Now that that data has been aggregated and cleaned, the categorical variables need to be encoded. Some of the features were previously handled, however 'age_band', 'region', 'imd_band', and 'activity_type' still need to be encoded. The features 'age_band' and 'imd_band' are ordinal so they can be encoded based on their value levels starting at 1. The remaining two will need to be OneHot Encoded.

In [40]:
df11 = df10.copy()
df11['age_band'].replace({'0-35': 1, '35-55': 2, '55<=': 3}, inplace = True)

In [41]:
df11['imd_band'].replace({'50-60%': 5,
                          '10-20%': 1,
                          '40-50%': 4,
                          '60-70%': 6,
                          '90-100%': 9,
                          '30-40%': 3,
                          '70-80%': 7,
                          '20-30%': 2,
                          '0-10%': 0,
                          '80-90%': 8},
                         inplace = True
                        )

In [42]:
ohe = OneHotEncoder()
ohe_cols = ohe.fit_transform(df11[['region', 'activity_type']])
feat_names = ohe.get_feature_names_out(['region', 'activity_type'])
ohe_df = pd.DataFrame(ohe_cols.toarray(), columns = feat_names)
df12 = pd.concat([df11, ohe_df], axis = 1)
df13 = df12.drop(columns = ['region', 'activity_type'])

In [43]:
df14 = df13.dropna()

In [44]:
bool_col = df14.filter(regex = 'region_*|activity_type_*').columns

In [45]:
df15 = df14.astype(
    {
        'id_student': 'int',
        'gender': 'int',
        'disability': 'int',
        'age_band': 'int',
        'imd_band': 'int',
        'highest_education': 'int',
        'date_registration': 'int',
        'num_of_prev_attempts': 'int',
        'studied_credits': 'int'
    }
)
for col in bool_col:
    df15[col] = df15[col].astype('int')

In [46]:
df = df15.reset_index(drop = True)
df.shape

(27633, 49)

# Splitting the Data

Now that the data has been encoded, it can now be split into its respective x and y variables.
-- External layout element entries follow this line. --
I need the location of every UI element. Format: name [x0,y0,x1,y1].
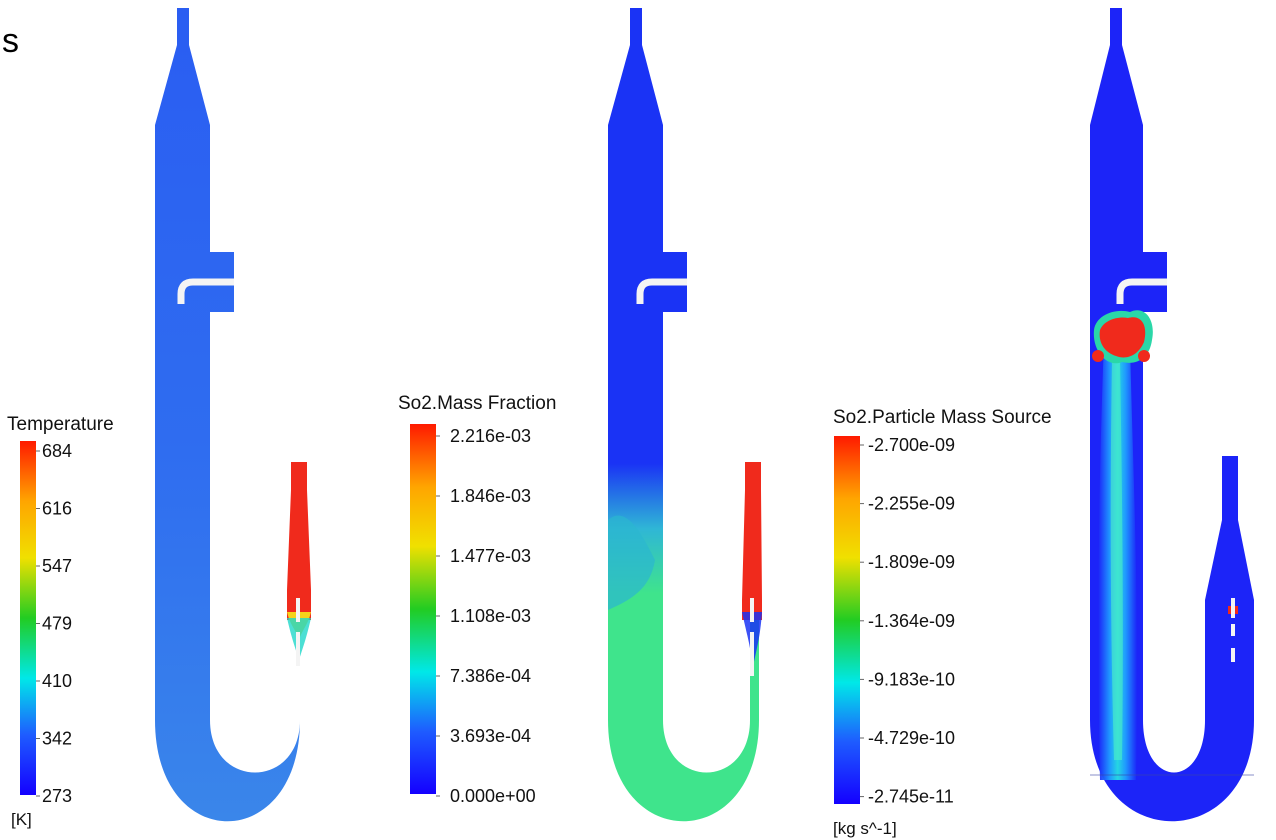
color-scale-bar [834,436,860,804]
legend-tick-label: 1.108e-03 [450,606,531,626]
legend-tick-label: 410 [42,671,72,691]
so2-particle-mass-source-legend: So2.Particle Mass Source -2.700e-09 -2.25… [833,407,1052,838]
legend-tick-label: 0.000e+00 [450,786,536,806]
legend-tick-label: -4.729e-10 [868,728,955,748]
so2-mass-fraction-contour [608,8,762,822]
color-scale-bar [410,424,436,794]
legend-tick-label: 479 [42,614,72,634]
legend-tick-label: 616 [42,499,72,519]
legend-tick-label: 7.386e-04 [450,666,531,686]
legend-title: Temperature [7,414,114,435]
legend-tick-label: 342 [42,729,72,749]
legend-tick-label: 1.477e-03 [450,546,531,566]
legend-tick-label: 1.846e-03 [450,486,531,506]
legend-tick-label: 684 [42,441,72,461]
legend-tick-label: -1.809e-09 [868,552,955,572]
color-scale-bar [20,441,36,795]
so2-mass-fraction-legend: So2.Mass Fraction 2.216e-03 1.846e-03 1.47… [398,393,556,806]
legend-tick-label: -2.745e-11 [868,787,954,807]
legend-tick-label: 2.216e-03 [450,426,531,446]
legend-title: So2.Mass Fraction [398,393,556,414]
corner-label: s [2,22,19,60]
legend-tick-label: -1.364e-09 [868,611,955,631]
temperature-legend: Temperature 684 616 547 479 410 342 273 [K] [7,414,114,829]
temperature-contour [155,8,311,822]
legend-unit: [kg s^-1] [833,819,897,838]
legend-tick-label: -2.700e-09 [868,435,955,455]
legend-tick-label: -2.255e-09 [868,494,955,514]
so2-particle-mass-source-contour [1090,8,1254,822]
legend-unit: [K] [11,810,32,829]
legend-tick-label: 547 [42,556,72,576]
legend-title: So2.Particle Mass Source [833,407,1052,428]
legend-tick-label: -9.183e-10 [868,669,955,689]
legend-tick-label: 273 [42,786,72,806]
legend-tick-label: 3.693e-04 [450,726,531,746]
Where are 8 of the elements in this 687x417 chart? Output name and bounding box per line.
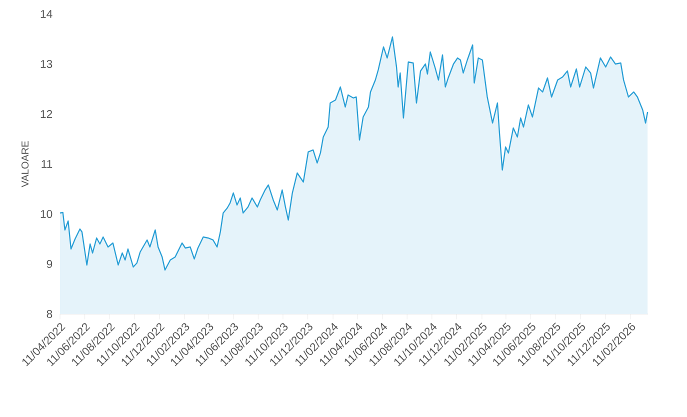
- y-tick-label: 13: [40, 60, 52, 68]
- y-tick-label: 14: [40, 10, 52, 18]
- y-tick-label: 9: [46, 260, 52, 268]
- y-tick-label: 8: [46, 310, 52, 318]
- y-tick-label: 11: [42, 160, 52, 168]
- y-tick-label: 10: [40, 210, 52, 218]
- y-tick-label: 12: [40, 110, 52, 118]
- y-axis-title: VALOARE: [21, 141, 29, 188]
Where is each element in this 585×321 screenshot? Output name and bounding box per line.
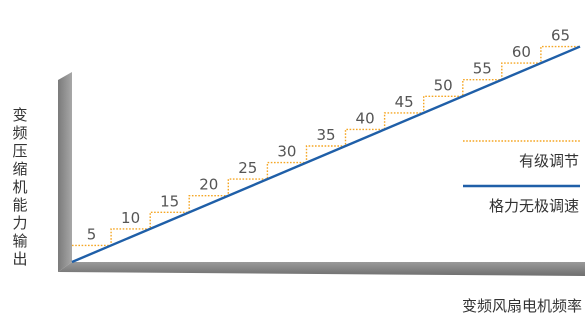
series-continuous-line	[71, 45, 581, 264]
step-label: 55	[473, 60, 492, 78]
step-labels: 5 10 15 20 25 30 35 40 45 50 55 60 65	[87, 27, 570, 244]
legend: 有级调节 格力无极调速	[463, 140, 580, 215]
step-label: 30	[277, 143, 296, 161]
legend-label-continuous: 格力无极调速	[489, 197, 579, 215]
step-label: 45	[395, 93, 414, 111]
step-label: 15	[160, 192, 179, 210]
x-axis-title: 变频风扇电机频率	[462, 297, 582, 315]
series-step-line	[72, 45, 580, 247]
y-axis-title: 变频压缩机能力输出	[12, 106, 27, 268]
y-axis-wall	[58, 72, 72, 272]
step-label: 35	[316, 126, 335, 144]
step-label: 10	[121, 209, 140, 227]
step-label: 25	[238, 159, 257, 177]
step-label: 40	[356, 109, 375, 127]
step-label: 65	[551, 27, 570, 45]
step-label: 60	[512, 43, 531, 61]
x-axis-floor	[58, 262, 585, 276]
step-label: 50	[434, 76, 453, 94]
step-label: 20	[199, 176, 218, 194]
step-label: 5	[87, 225, 97, 243]
legend-label-step: 有级调节	[519, 152, 579, 170]
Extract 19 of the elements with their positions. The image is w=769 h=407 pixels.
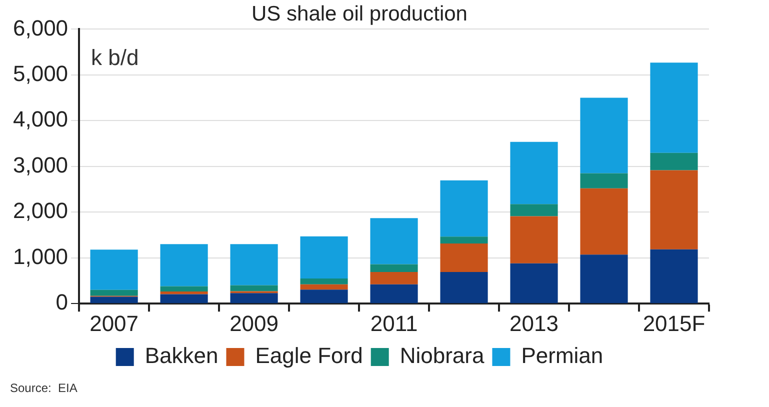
x-tick-label: 2011 xyxy=(370,310,418,336)
y-tick-label: 3,000 xyxy=(12,152,68,178)
y-tick-label: 0 xyxy=(56,290,68,315)
x-tick-label: 2013 xyxy=(510,310,558,336)
annotation: k b/d xyxy=(91,45,139,70)
x-tick-label: 2009 xyxy=(230,310,279,336)
y-tick-label: 4,000 xyxy=(12,106,68,132)
y-tick-label: 5,000 xyxy=(12,60,68,86)
x-tick-label: 2007 xyxy=(90,310,139,336)
source-note: Source: EIA xyxy=(10,381,78,395)
y-tick-label: 6,000 xyxy=(12,15,68,40)
legend-label: Bakken xyxy=(144,343,218,368)
legend-label: Permian xyxy=(521,343,604,368)
legend-label: Niobrara xyxy=(400,343,485,368)
chart-title: US shale oil production xyxy=(252,2,468,26)
legend-label: Eagle Ford xyxy=(255,343,363,368)
y-tick-label: 1,000 xyxy=(12,244,68,269)
y-tick-label: 2,000 xyxy=(12,198,68,224)
x-tick-label: 2015F xyxy=(642,310,706,336)
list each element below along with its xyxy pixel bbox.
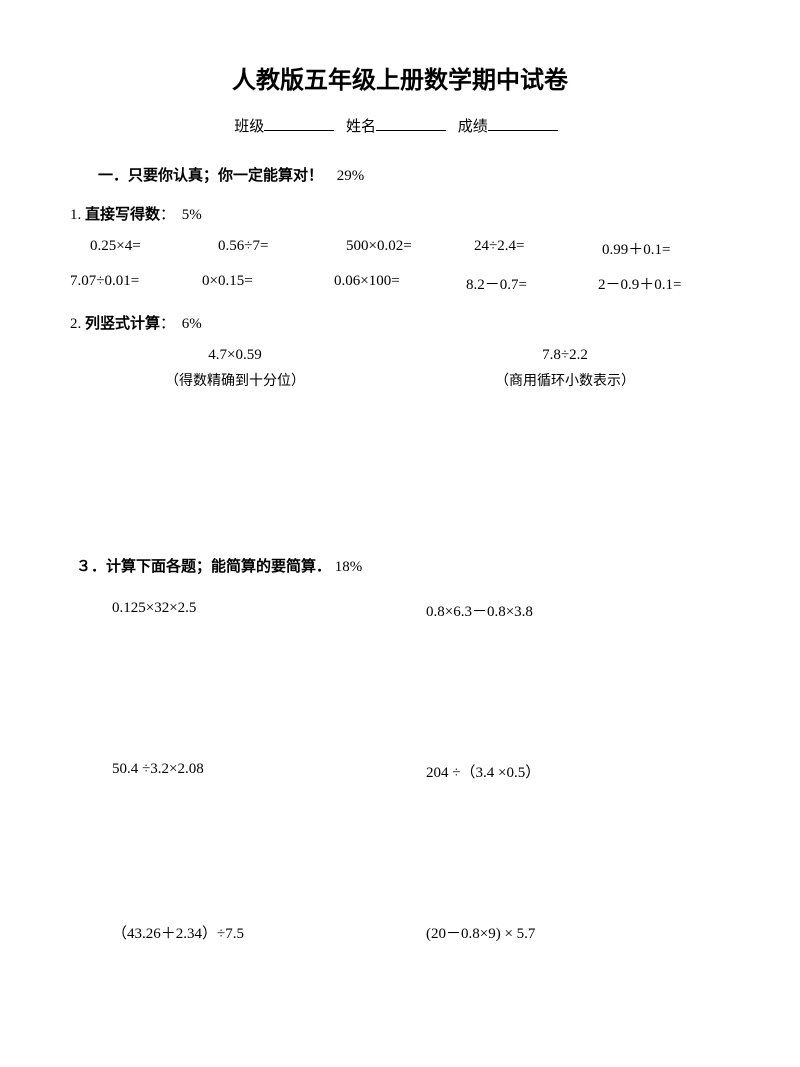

The 'final_result' feature was left untouched since it was the response variable to all the other features. For x data, 'id_student' will be dropped since it serves as more of a categorical variable.

Since the data points were originally ordered by assessment and student, I will need to shuffle the train_test to make sure students at the bottom of the df do not unnecessarily get cut.

In [48]:
x = df.drop(columns = ['id_student', 'final_result'])
y = df[['final_result']]

x_train, x_test, y_train, y_test = train_test_split(x, y, random_state = 6022, stratify = y, test_size = 0.25, shuffle = True)

# Scaling

Despite encoding, a few columns are still beyond a comparable scope of eachother. A StandardScaler will be applied to ensure that all values are comparable.

In [50]:
scaler = StandardScaler()
scaler_model = scaler.fit(x_train)

In [51]:
x_train_scale = scaler_model.transform(x_train)
x_test_scale = scaler_model.transform(x_test)

# Conclusion

The data has been cleaned, encoded, and split into training and testing sets. From here the modeling required is most likely KNN, decision tree analysis, and/or logistic regression to determine the predicting features.